What this movie does so well is strip
away all the clutter and only focus on the hardcore essentials, because action
fans don’t like anything slowing things down. This is a road trip movie where
the only law is to keep going faster and faster, because a fiery death is charging
through the gloom right behind you. Every
element is riveting and raw, stripped down to its most essential core.
There’s the brooding anti-hero with a
haunted past, a beautiful but disfigured heroine with her own anger issues, and
a messianic bad guy with a rictus grin that’s even worse than the Joker’s, all
of it taking place in a post-apocalyptic landscape that’s a ravaged warning
about what will happen if we don’t take care of our planet in the proper way.
This warning is posed in the same brutal terms. If we screw things up, then the
search for the staples needed to survive – food, water, gas – will be all
that’s left of life itself.
The color palette is stripped away too,
everything is parched and grimy, dirty and decayed, except for the pristine
whiteness of the young women who represent hope for a different kind of
future. This is the plot, stripped down
too, to transport this fertile cargo away from the hell of the monstrous Citadel
to a remembered oasis.
It’s a chase movie, but one that’s a
visual onslaught in the best possible way of over-the-top action and roaring
high speed warfare, a kind of Cirque du Soleil demolition derby. It’s a delirious mash-up of extreme sports
and road kill horror, all of it pumped up by a wild banshee rock star strapped
to the front of a barreling big rig slashing at his flame throwing guitar. The
dialogue has been whittled down to the bone, because there’s nothing to say
that a howling shotgun can’t say a whole lot better.
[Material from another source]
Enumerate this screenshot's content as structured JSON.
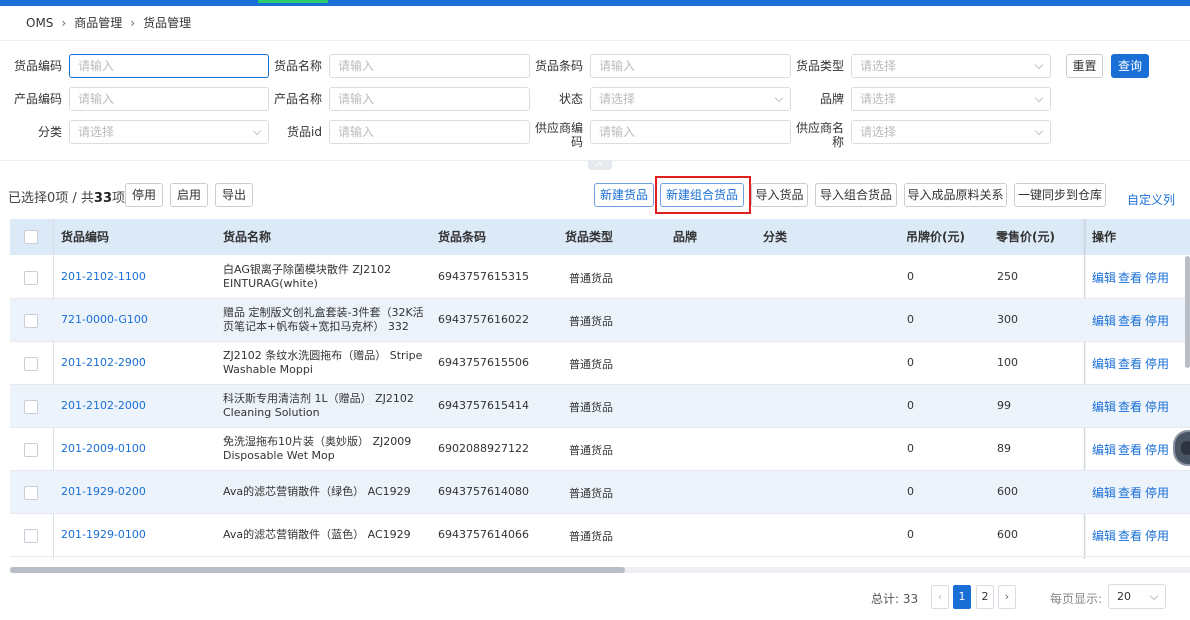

But there’s also a message that action
fans are always wary of, but this is a good one we haven’t seen as vividly
before. The real kick-ass heroes in the
movie aren’t the usual suspects, but some new recruits. The gruff muscled guy does his part, and the
tough chick too, but it’s the seemingly fragile young waifs, a bad boy kid, and
a gang of old women on motorcycles who step up and deliver the firepower and
courage needed at the end. And I think
this is the message of the movie, to blow up the way action movies have always
been done, and show there’s a little bit of madness in all of us.